Led by Susan O’Brien QC, the inquiry will look into allegations of physical and sexual abuse endured by children in care dating back decades.
The whole process is beginning to look shambolic.Alan Draper, spokesman for In-Care Abuse Survivors
The inquiry is expected to report to Scottish Government ministers within four years and will provide a “public acknowledgement” of survivors’ suffering.
But survivors’ groups have expressed frustration at the lack of progress so far, including failure to appoint a panel to assist Ms O’Brien and failure to respond to a request for survivors to be legally represented in accordance with the Inquires Act.
Alan Draper, a spokesman for In-Care Abuse Survivors (Incas), said: “The failure to appoint a panel to assist Susan O’Brien prior to the start date suggests incompetence and will only result in yet further delays to the work of the inquiry, as we assume that anybody appointed will not be able to start work immediately .
“The failure of the chair and government to respond to our requests for meetings to discuss the remit of the inquiry and a redress scheme for survivors has left us questioning the commitment of government.
“The whole process is beginning to look shambolic. Survivors were feeling euphoric following the announcement of the inquiry, but are now left feeling that they are being let down, yet again, by those in authority.”
A spokesman for the group White Flowers Alba, which claims to represent around 30 survivors, added: “We’re extremely angry that we’ve been cold-shouldered now for four months.”
The inquiry has called for survivors make contact in writing, while organisations with records relevant to the inquiry are being asked to ensure they are preserved,
Ms O’Brien said: “Today is a significant first step in starting up the work of the Historical Child Abuse Inquiry.
From the outset, I am keen to ensure that survivors know that we will listen carefully to their experiences, and that we will work hard to understand the lessons of the past in order to ensure that we keep our children safe in the future.”
Ms O’Brien added: “Once the Scottish Government has appointed the inquiry panel members, and I have had a chance to discuss the issues with them, we will set out in detail the ways in which we will run the Inquiry and take evidence from witnesses.
“Counsel to the inquiry will be in touch with survivors’ representatives during October to make sure that their views are considered before that happens.
“It would be helpful if all other interested parties made themselves known to the inquiry now, so that their views can also be taken into account.”
Education secretary Angela Constance unveiled Ms O’Brien as chair of the inquiry in May at the same time as detailing plans to lift a three-year time bar which often prevents abuse survivors bringing claims for damages.
Earlier this week, the Faculty of Advocates said it opposed plans to scrap the time bar.
The Scottish Government said work had begun on recruiting panel members and expert assessors to assist Ms O’Brien in her work.
Recruitment has begun for panel members and expert assessors to assist her.
Ms Constance said: “I want to reiterate my gratitude to all survivors and their supporters who have helped us reach this point.

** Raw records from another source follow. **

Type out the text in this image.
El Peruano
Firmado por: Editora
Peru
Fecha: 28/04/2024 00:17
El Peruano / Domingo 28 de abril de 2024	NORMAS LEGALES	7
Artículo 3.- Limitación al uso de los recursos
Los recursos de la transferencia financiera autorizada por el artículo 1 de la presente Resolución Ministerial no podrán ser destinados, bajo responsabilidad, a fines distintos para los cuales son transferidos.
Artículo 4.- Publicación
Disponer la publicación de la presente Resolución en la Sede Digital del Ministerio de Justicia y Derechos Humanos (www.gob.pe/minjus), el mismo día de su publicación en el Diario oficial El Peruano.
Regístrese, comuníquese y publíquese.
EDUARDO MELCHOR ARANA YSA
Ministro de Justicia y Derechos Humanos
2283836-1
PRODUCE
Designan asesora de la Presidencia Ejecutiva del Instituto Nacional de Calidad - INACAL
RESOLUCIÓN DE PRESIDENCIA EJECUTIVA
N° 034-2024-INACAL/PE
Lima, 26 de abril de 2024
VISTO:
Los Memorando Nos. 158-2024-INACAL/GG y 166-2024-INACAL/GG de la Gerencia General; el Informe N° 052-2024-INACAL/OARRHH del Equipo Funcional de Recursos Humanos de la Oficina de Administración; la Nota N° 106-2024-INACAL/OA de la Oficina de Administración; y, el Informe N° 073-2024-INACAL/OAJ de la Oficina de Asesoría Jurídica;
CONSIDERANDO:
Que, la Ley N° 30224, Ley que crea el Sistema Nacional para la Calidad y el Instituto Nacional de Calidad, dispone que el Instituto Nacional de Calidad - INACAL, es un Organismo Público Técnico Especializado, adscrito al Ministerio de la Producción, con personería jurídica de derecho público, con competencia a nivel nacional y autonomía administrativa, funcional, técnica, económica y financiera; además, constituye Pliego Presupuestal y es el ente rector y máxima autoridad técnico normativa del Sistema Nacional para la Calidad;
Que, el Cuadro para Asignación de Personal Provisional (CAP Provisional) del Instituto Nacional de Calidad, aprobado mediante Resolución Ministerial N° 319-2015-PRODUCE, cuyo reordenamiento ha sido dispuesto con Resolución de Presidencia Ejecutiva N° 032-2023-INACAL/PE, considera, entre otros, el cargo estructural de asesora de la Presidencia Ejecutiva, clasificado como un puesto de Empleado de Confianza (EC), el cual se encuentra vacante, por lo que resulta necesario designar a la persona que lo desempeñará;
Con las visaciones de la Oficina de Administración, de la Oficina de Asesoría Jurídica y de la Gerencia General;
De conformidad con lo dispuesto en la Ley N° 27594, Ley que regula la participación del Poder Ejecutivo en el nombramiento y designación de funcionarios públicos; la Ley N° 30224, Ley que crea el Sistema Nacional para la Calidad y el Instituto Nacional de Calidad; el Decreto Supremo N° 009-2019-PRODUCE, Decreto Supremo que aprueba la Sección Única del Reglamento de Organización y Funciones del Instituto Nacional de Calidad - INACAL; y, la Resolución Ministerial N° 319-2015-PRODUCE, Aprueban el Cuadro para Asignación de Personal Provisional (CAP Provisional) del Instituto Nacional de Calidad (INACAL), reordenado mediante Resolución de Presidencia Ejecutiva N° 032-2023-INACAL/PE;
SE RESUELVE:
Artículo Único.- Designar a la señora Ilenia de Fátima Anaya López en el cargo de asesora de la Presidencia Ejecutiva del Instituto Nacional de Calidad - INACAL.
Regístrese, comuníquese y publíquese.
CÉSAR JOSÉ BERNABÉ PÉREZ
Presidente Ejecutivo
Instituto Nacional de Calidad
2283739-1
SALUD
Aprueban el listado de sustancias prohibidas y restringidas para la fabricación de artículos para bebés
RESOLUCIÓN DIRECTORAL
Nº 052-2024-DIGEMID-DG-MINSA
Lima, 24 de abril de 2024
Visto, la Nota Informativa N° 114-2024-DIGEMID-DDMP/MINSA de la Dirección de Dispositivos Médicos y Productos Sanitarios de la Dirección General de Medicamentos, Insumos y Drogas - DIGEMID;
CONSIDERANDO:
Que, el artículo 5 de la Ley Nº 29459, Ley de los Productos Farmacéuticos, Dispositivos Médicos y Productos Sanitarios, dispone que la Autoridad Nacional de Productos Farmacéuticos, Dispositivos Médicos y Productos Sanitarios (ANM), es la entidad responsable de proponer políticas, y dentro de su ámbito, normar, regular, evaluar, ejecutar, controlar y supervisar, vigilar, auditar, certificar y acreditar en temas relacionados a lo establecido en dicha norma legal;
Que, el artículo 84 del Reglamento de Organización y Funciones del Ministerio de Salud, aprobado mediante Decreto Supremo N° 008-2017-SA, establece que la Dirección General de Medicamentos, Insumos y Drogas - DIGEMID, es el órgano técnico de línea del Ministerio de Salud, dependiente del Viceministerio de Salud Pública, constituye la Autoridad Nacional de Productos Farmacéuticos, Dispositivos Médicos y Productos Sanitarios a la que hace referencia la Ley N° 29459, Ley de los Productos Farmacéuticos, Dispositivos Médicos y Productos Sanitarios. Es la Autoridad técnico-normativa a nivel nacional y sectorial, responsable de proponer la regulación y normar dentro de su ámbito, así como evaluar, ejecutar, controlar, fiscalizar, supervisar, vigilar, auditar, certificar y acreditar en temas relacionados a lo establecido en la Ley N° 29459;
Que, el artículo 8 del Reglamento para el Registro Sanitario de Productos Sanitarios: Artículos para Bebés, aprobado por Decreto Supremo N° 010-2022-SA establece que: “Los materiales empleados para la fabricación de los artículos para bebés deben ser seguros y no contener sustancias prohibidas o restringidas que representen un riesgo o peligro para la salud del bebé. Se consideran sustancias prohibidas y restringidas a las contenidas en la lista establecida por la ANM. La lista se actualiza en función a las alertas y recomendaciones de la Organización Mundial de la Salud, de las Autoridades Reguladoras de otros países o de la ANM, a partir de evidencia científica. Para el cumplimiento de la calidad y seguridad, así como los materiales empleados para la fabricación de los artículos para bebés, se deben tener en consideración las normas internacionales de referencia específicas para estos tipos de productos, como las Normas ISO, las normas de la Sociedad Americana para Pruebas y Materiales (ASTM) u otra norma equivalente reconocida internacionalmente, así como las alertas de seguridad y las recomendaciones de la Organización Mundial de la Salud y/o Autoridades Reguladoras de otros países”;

Their willingness to recount such painful experiences was vitally important in helping us set a remit that would deliver the justice they rightly deserve. It is also in response to their guidance that I have said that the inquiry will report back within four years of this start date.
“Many of those who have championed this inquiry have been campaigning a long time and I want to reassure them that they will see it conclude within a reasonable timeframe. Getting here has been a challenge and there is still a long way to go, but I am confident we have taken the time to allow the chair to lay the foundations of an inquiry that will allow us as a society to right historic wrongs.”